El extraordinario artificio de quien mira a los otros a través de un lente consiste en borrar no sólo las huellas de su presencia, sino la posibilidad misma de haber estado ahí, en hacernos sentir que atisbamos los sucesos a traición, cuando aún reclaman una causa que los explique. Imposible pensar, por ejemplo, que los habitantes de las alcantarillas pertenezcan a un orden interpretable. El niño abrazado a un perro con ternura terminal, en una foto de Ken Klich, o el muchacho que desciende a una atarjea que es una vivienda, en una toma de José Luis Ramírez, surgen ante nosotros con el impulso primigenio de lo que ocurre sin conciencia de ser visto.

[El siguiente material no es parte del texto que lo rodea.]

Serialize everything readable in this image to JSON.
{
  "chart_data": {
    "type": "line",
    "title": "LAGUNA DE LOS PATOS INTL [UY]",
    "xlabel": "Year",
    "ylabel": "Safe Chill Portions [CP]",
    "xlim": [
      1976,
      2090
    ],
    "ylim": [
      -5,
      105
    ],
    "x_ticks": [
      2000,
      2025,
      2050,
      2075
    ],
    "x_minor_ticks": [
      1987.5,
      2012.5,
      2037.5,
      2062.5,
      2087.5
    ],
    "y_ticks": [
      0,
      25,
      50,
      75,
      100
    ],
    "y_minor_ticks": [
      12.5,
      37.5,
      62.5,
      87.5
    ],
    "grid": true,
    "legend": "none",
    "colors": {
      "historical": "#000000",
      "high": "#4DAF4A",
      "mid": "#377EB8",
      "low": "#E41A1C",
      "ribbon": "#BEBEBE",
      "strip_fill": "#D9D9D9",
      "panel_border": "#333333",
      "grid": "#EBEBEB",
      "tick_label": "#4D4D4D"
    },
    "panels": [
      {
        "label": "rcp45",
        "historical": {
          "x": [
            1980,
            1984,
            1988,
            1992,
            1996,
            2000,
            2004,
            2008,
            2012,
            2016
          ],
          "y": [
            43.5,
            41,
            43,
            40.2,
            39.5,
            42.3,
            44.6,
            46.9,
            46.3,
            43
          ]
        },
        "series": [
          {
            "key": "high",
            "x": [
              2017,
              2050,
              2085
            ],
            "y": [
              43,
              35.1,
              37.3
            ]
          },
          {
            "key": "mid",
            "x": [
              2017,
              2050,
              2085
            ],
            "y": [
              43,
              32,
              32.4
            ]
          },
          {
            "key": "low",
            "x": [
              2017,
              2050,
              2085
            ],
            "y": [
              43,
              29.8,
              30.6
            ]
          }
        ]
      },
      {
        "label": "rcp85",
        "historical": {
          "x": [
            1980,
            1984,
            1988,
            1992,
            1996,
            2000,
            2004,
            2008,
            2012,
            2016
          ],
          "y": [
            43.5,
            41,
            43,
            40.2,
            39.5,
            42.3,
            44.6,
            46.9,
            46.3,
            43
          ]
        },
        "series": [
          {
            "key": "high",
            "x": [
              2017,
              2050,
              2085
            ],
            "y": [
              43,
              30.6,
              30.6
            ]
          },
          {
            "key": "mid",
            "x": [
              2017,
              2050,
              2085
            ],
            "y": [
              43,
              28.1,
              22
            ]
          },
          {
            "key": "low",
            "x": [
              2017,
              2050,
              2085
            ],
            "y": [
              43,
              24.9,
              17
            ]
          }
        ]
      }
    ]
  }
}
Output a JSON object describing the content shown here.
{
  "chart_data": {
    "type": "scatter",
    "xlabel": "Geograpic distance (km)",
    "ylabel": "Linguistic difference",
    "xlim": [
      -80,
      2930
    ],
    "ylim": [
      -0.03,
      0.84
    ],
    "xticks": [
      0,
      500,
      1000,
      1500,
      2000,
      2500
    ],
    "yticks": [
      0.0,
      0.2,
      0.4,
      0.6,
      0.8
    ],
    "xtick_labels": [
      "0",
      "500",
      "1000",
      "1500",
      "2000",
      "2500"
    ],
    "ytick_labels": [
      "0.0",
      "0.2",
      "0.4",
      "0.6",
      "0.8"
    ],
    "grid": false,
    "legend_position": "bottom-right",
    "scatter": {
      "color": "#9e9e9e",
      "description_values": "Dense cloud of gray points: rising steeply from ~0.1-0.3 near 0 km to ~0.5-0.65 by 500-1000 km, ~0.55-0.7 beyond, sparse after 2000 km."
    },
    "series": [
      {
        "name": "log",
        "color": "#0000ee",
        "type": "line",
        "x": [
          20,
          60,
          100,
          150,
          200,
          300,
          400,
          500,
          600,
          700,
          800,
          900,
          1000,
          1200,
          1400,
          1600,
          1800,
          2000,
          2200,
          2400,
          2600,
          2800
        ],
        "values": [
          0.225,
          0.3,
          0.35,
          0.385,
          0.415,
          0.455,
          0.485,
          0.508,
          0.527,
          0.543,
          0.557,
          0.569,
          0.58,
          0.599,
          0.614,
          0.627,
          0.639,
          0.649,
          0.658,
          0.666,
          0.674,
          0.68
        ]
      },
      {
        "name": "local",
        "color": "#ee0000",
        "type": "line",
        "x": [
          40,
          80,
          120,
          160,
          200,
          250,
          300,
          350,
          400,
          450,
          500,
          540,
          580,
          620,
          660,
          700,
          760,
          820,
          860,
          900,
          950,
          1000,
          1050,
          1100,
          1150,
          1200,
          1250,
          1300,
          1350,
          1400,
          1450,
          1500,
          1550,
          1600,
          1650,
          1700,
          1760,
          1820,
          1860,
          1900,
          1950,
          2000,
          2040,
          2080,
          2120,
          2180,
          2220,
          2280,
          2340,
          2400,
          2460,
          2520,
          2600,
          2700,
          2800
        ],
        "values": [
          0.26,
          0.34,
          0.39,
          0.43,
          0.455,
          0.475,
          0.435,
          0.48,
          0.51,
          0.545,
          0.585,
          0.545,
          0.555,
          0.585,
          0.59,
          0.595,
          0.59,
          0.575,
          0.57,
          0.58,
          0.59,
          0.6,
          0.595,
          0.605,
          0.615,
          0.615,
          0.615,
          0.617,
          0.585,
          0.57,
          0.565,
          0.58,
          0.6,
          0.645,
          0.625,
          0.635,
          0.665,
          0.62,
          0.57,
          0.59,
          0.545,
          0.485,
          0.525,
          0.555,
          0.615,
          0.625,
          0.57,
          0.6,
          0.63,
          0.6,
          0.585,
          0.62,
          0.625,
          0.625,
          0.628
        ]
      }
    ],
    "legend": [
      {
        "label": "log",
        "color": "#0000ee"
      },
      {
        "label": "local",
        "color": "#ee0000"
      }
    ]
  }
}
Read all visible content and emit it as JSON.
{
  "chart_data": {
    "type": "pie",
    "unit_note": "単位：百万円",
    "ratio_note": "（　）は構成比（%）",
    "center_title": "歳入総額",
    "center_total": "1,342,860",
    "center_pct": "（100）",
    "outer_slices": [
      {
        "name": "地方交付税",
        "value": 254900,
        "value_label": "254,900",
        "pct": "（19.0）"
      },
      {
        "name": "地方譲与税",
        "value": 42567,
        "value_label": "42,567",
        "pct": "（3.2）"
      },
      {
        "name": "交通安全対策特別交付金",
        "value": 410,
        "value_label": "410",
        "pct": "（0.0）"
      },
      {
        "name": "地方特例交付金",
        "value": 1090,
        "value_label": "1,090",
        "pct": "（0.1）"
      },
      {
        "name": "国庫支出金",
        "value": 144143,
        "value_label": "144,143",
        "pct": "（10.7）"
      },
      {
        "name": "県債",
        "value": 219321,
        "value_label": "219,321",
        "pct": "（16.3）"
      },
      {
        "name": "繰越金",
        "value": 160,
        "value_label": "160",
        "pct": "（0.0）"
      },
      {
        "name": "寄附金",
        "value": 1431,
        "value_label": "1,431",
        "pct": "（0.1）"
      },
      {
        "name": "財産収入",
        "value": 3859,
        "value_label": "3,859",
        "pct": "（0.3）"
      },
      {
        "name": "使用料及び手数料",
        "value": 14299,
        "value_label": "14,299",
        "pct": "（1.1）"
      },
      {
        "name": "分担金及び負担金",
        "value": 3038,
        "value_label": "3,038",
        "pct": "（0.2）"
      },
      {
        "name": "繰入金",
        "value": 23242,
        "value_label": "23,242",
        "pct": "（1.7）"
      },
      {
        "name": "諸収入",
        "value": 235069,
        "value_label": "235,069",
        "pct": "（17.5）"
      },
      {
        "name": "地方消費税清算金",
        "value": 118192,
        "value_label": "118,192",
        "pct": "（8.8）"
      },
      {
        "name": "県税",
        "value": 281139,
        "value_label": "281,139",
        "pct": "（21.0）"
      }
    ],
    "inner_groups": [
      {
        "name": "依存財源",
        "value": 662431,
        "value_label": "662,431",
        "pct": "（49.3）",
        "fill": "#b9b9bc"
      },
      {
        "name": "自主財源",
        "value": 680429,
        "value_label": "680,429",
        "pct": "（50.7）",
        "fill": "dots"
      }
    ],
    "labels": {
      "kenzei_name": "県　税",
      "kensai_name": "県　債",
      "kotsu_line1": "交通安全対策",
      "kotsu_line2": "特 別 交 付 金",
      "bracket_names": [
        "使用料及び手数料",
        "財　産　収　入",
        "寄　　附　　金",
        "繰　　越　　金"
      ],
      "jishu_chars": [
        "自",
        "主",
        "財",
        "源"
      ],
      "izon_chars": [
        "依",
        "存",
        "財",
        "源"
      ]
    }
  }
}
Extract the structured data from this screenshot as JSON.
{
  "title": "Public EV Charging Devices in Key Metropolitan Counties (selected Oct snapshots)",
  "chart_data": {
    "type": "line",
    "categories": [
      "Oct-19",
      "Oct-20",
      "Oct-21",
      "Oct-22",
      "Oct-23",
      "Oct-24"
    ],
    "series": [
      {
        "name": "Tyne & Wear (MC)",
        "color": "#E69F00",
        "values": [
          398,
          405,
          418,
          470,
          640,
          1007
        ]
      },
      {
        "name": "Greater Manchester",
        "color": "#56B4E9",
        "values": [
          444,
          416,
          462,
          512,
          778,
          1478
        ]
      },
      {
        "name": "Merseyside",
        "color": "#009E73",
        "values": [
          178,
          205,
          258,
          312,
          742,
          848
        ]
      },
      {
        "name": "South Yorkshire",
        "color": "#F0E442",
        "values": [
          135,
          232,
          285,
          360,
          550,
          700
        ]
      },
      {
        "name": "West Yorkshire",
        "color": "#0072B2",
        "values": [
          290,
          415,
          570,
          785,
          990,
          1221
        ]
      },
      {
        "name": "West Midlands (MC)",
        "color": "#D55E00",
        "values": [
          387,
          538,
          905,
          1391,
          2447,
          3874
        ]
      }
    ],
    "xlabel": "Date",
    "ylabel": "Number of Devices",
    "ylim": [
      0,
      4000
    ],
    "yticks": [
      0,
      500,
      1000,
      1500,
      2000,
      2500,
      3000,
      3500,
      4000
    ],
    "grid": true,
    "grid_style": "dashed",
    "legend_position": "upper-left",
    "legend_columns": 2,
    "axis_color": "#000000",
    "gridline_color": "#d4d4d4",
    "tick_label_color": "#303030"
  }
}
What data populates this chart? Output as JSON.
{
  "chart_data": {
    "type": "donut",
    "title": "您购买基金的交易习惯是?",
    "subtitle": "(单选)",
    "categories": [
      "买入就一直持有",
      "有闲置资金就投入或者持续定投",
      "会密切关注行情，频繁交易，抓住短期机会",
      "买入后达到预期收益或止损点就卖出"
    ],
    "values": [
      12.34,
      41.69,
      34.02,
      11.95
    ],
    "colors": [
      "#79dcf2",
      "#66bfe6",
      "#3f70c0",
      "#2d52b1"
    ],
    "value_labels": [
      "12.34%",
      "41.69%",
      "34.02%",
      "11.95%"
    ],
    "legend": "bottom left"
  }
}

Ciertos fotógrafos destacan por el intrépido descaro con que se acercan a sus temas. No es esto lo que distingue a quienes publican en el suplemento especial de La Jornada. En sus portafolios hay algo más estremecedor: el drama observado con pureza, intacto, sin mediación posible.
El fotógrafo iraní
Abbas sigue a las mujeres de su tierra desde los tiempos del Sha hasta
el encumbramiento del ayatola Jomeini: cuerpos envueltos en telas
negrísimas que tripulan motocicletas, toman un fusil, sostienen una
cámara con sumo cuidado, como si fuera un explosivo, a punto de
disparar contra un horizonte que queda fuera de la foto, atrás del
espectador, y que se intuye como un exceso épico, cruento o
festivo. Sebastiao Salgado viaja por Chiapas y encuentra las casas más
pobres del mundo, hechas con lonas de propaganda, el retrato de un
hombre con lengua de pan, la foto de un pájaro gigante, un letrero de
cuatro letras (``XICO), el nombre roto de un país que no alcanzó a
existir hasta ese trópico en la niebla. Graciela Iturbide captura en
la India el saco de un hombre, que cuelga de un árbol como un fruto, y
en México, una bicicleta de la que cuelgan gallinas, al modo de un
tendedero o de una recaudería movediza.
La excursión de estos fotógrafos ha contado con la compañía de José Saramago, Carlos Monsiváis, Verónica Volkow, Eliseo Alberto, Angélica Abelleyra y otros escritores que saben usar las páginas como un cuarto de revelado.
``El dibujo es una forma de meditación'', le dijo Cartier-Bresson a John Berger. El lápiz agrega sombras, matices, trazos que pueden prolongarse sin término. A diferencia del dibujo, la fotografía no acumula sus efectos ni corrige disparando. Su relación con el tiempo es otra, y conviene recordarla en el primer aniversario de La Jornada Foto. Los fotógrafos miran con atención acrecentada y permanente; están fuera de cuadro, como la temperatura del aire o la conciencia de la época. Acechan, mudos, borrados, desde un ángulo imprecisable, en busca de un instante enconado, rebelde, eterno.